As I happily tried running the new code on a Raspberry Pi SBC after doing the benchmarking for the article on an x86 system, the first thing it did was give me a hard fault message in the shell along with a strongly disapproving glare from the ARM CPU. As it turns out, doing a direct assignment like this is bound to get you into trouble:

methodId = *((uint32_t*) (binmsg + index));

This line casts the current index into the byte buffer as a uint32_t type before dereferencing it and assigning the value to the variable. When you’re using e.g. std::string the alignment issues sort themselves out somewhere within the depths of the STL, but with direct memory access like this you’re at the mercy of the underlying platform. Which is a shame, because platforms like ARM do not know the word ‘mercy’.

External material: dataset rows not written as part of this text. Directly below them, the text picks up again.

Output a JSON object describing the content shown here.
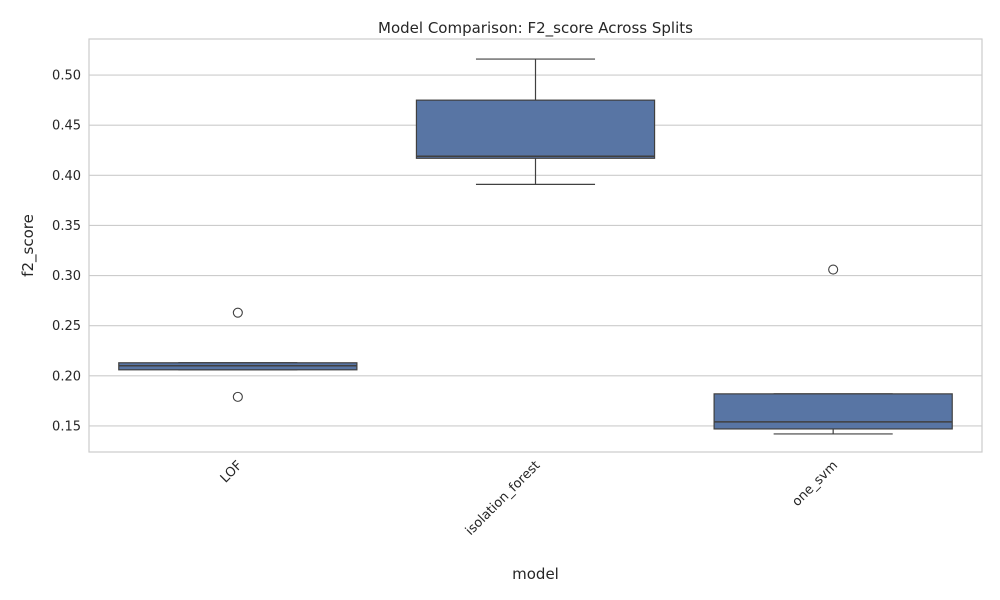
{
  "chart_data": {
    "type": "box",
    "title": "Model Comparison: F2_score Across Splits",
    "xlabel": "model",
    "ylabel": "f2_score",
    "ylim": [
      0.124,
      0.536
    ],
    "yticks": [
      0.15,
      0.2,
      0.25,
      0.3,
      0.35,
      0.4,
      0.45,
      0.5
    ],
    "ytick_labels": [
      "0.15",
      "0.20",
      "0.25",
      "0.30",
      "0.35",
      "0.40",
      "0.45",
      "0.50"
    ],
    "grid": true,
    "box_color": "#5875a4",
    "edge_color": "#404040",
    "categories": [
      "LOF",
      "isolation_forest",
      "one_svm"
    ],
    "boxes": [
      {
        "category": "LOF",
        "whisker_low": 0.206,
        "q1": 0.206,
        "median": 0.21,
        "q3": 0.213,
        "whisker_high": 0.213,
        "outliers": [
          0.263,
          0.179
        ]
      },
      {
        "category": "isolation_forest",
        "whisker_low": 0.391,
        "q1": 0.417,
        "median": 0.419,
        "q3": 0.475,
        "whisker_high": 0.516,
        "outliers": []
      },
      {
        "category": "one_svm",
        "whisker_low": 0.142,
        "q1": 0.147,
        "median": 0.154,
        "q3": 0.182,
        "whisker_high": 0.182,
        "outliers": [
          0.306
        ]
      }
    ]
  }
}
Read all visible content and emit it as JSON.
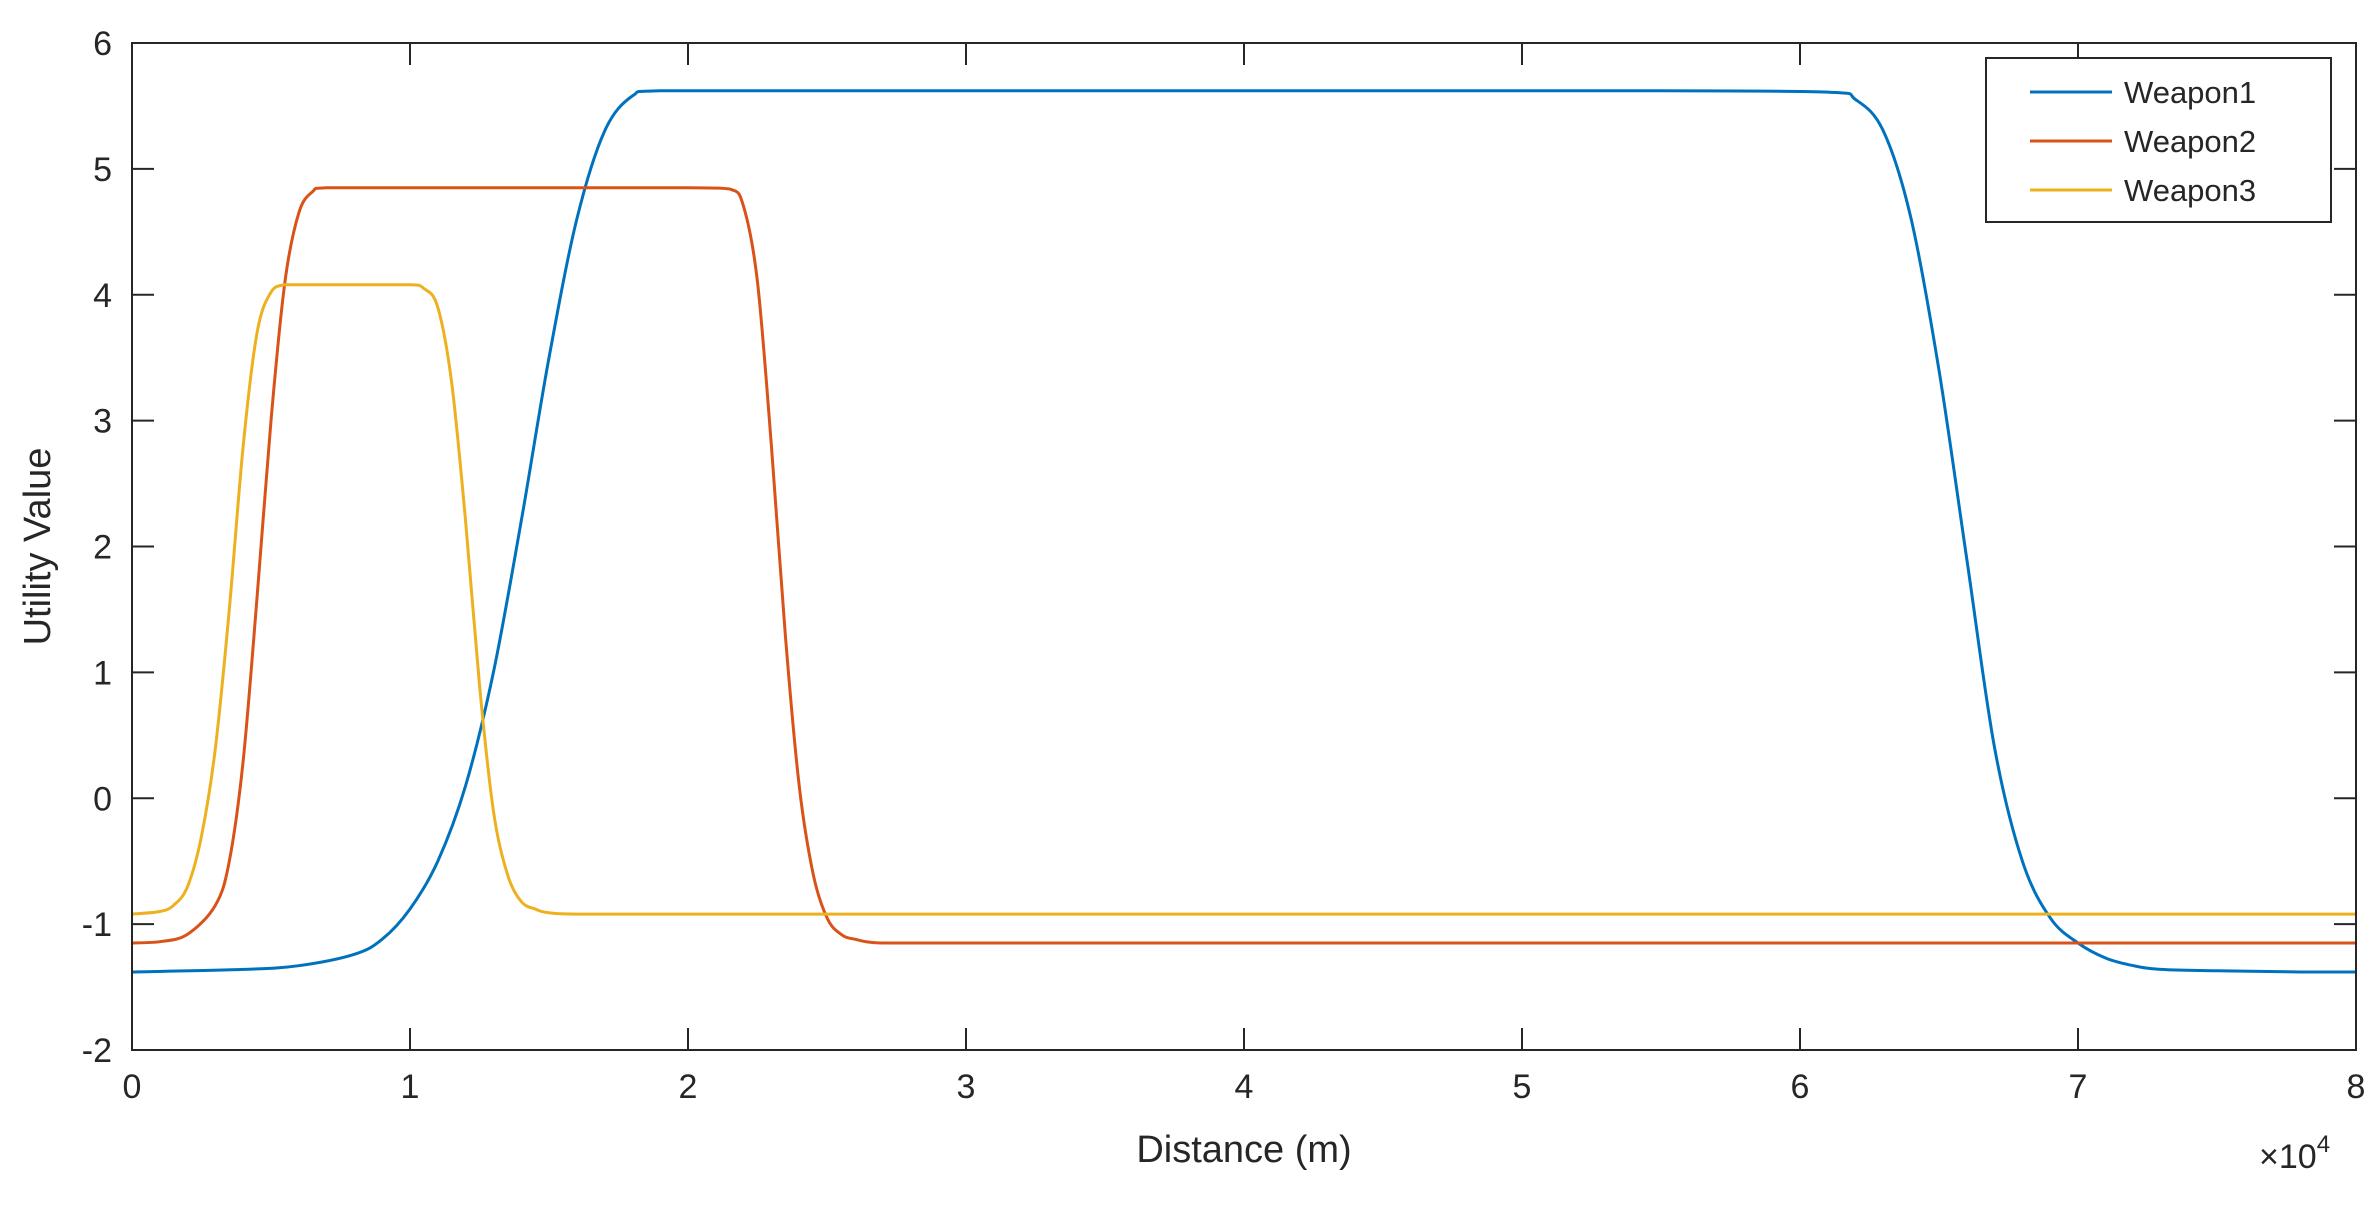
{
  "chart_data": {
    "type": "line",
    "title": "",
    "xlabel": "Distance (m)",
    "ylabel": "Utility Value",
    "x_exponent_label": "×10",
    "x_exponent_power": "4",
    "xlim": [
      0,
      80000
    ],
    "ylim": [
      -2,
      6
    ],
    "x_ticks": [
      0,
      10000,
      20000,
      30000,
      40000,
      50000,
      60000,
      70000,
      80000
    ],
    "x_tick_labels": [
      "0",
      "1",
      "2",
      "3",
      "4",
      "5",
      "6",
      "7",
      "8"
    ],
    "y_ticks": [
      -2,
      -1,
      0,
      1,
      2,
      3,
      4,
      5,
      6
    ],
    "y_tick_labels": [
      "-2",
      "-1",
      "0",
      "1",
      "2",
      "3",
      "4",
      "5",
      "6"
    ],
    "grid": false,
    "legend_position": "top-right",
    "series": [
      {
        "name": "Weapon1",
        "color": "#0072BD",
        "x": [
          0,
          4000,
          6000,
          8000,
          9000,
          10000,
          11000,
          12000,
          13000,
          14000,
          15000,
          16000,
          17000,
          18000,
          19000,
          25000,
          40000,
          55000,
          61000,
          62000,
          63000,
          64000,
          65000,
          66000,
          67000,
          68000,
          69000,
          70000,
          71000,
          72000,
          73000,
          75000,
          78000,
          80000
        ],
        "y": [
          -1.38,
          -1.36,
          -1.33,
          -1.24,
          -1.12,
          -0.88,
          -0.5,
          0.1,
          1.0,
          2.2,
          3.5,
          4.6,
          5.3,
          5.58,
          5.62,
          5.62,
          5.62,
          5.62,
          5.61,
          5.55,
          5.3,
          4.6,
          3.4,
          1.9,
          0.4,
          -0.5,
          -0.95,
          -1.15,
          -1.27,
          -1.33,
          -1.36,
          -1.37,
          -1.38,
          -1.38
        ]
      },
      {
        "name": "Weapon2",
        "color": "#D95319",
        "x": [
          0,
          1000,
          2000,
          3000,
          3500,
          4000,
          4500,
          5000,
          5500,
          6000,
          6500,
          7000,
          10000,
          15000,
          20000,
          21500,
          22000,
          22500,
          23000,
          23500,
          24000,
          24500,
          25000,
          25500,
          26000,
          27000,
          30000,
          50000,
          80000
        ],
        "y": [
          -1.15,
          -1.14,
          -1.08,
          -0.85,
          -0.5,
          0.3,
          1.6,
          3.0,
          4.1,
          4.65,
          4.82,
          4.85,
          4.85,
          4.85,
          4.85,
          4.84,
          4.7,
          4.1,
          2.8,
          1.3,
          0.1,
          -0.6,
          -0.95,
          -1.08,
          -1.12,
          -1.15,
          -1.15,
          -1.15,
          -1.15
        ]
      },
      {
        "name": "Weapon3",
        "color": "#EDB120",
        "x": [
          0,
          1000,
          1500,
          2000,
          2500,
          3000,
          3500,
          4000,
          4500,
          5000,
          5500,
          6000,
          8000,
          10000,
          10500,
          11000,
          11500,
          12000,
          12500,
          13000,
          13500,
          14000,
          14500,
          15000,
          16000,
          20000,
          40000,
          60000,
          80000
        ],
        "y": [
          -0.92,
          -0.9,
          -0.85,
          -0.7,
          -0.3,
          0.4,
          1.5,
          2.8,
          3.7,
          4.02,
          4.08,
          4.08,
          4.08,
          4.08,
          4.05,
          3.9,
          3.3,
          2.2,
          0.9,
          -0.1,
          -0.6,
          -0.82,
          -0.88,
          -0.91,
          -0.92,
          -0.92,
          -0.92,
          -0.92,
          -0.92
        ]
      }
    ]
  }
}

Fortunately this is easy to fix:

memcpy(&methodId, (binmsg + index), 4);

Instead of juggling pointers ourselves, we simply tell memcpy what the target address is, where it should copy from and how many bytes are to be copied. Among all the other complex scenarios that this function has to cope with, doing aligned memory address access for reading and writing is probably among its least complex requirements.

Hindsight

Looking back on the NymphRPC project so far, it’s clear that some necessary optimizations that ought to have been there from the very beginning weren’t there. At least as far as unnecessary and premature optimizations go, I do feel that I have successfully dodged these, but since these days we’re still having annual flamewars about the merits of using goto I very much doubt that we will reach consensus here.

What is clear from the benchmarking that I have done on NymphRPC before and after this major refactoring is that zero-copy makes a massive difference, with especially operations involving larger data (string) chunks becoming multiple times faster, with many milliseconds shaved off and the Callgrind tool of Valgrind no longer listing __memcpy_avx_unaligned_erms as the biggest headache due to std::string abuse.

Perhaps the most important lesson from optimizing a library like NymphRPC is that aside from it being both frustrating and fun, it’s also a humbling experience that makes it clear that even as a purported senior developer there’s always more to learn. Even if putting yourself out there with a new experience like porting a lock-free ring buffer to a language like Ada and getting corrected by others stings a little.

After all, we are here to write performant software that’s easy to maintain and have fun while doing it, with sharing optimization tips and other tricks just being part of the experience.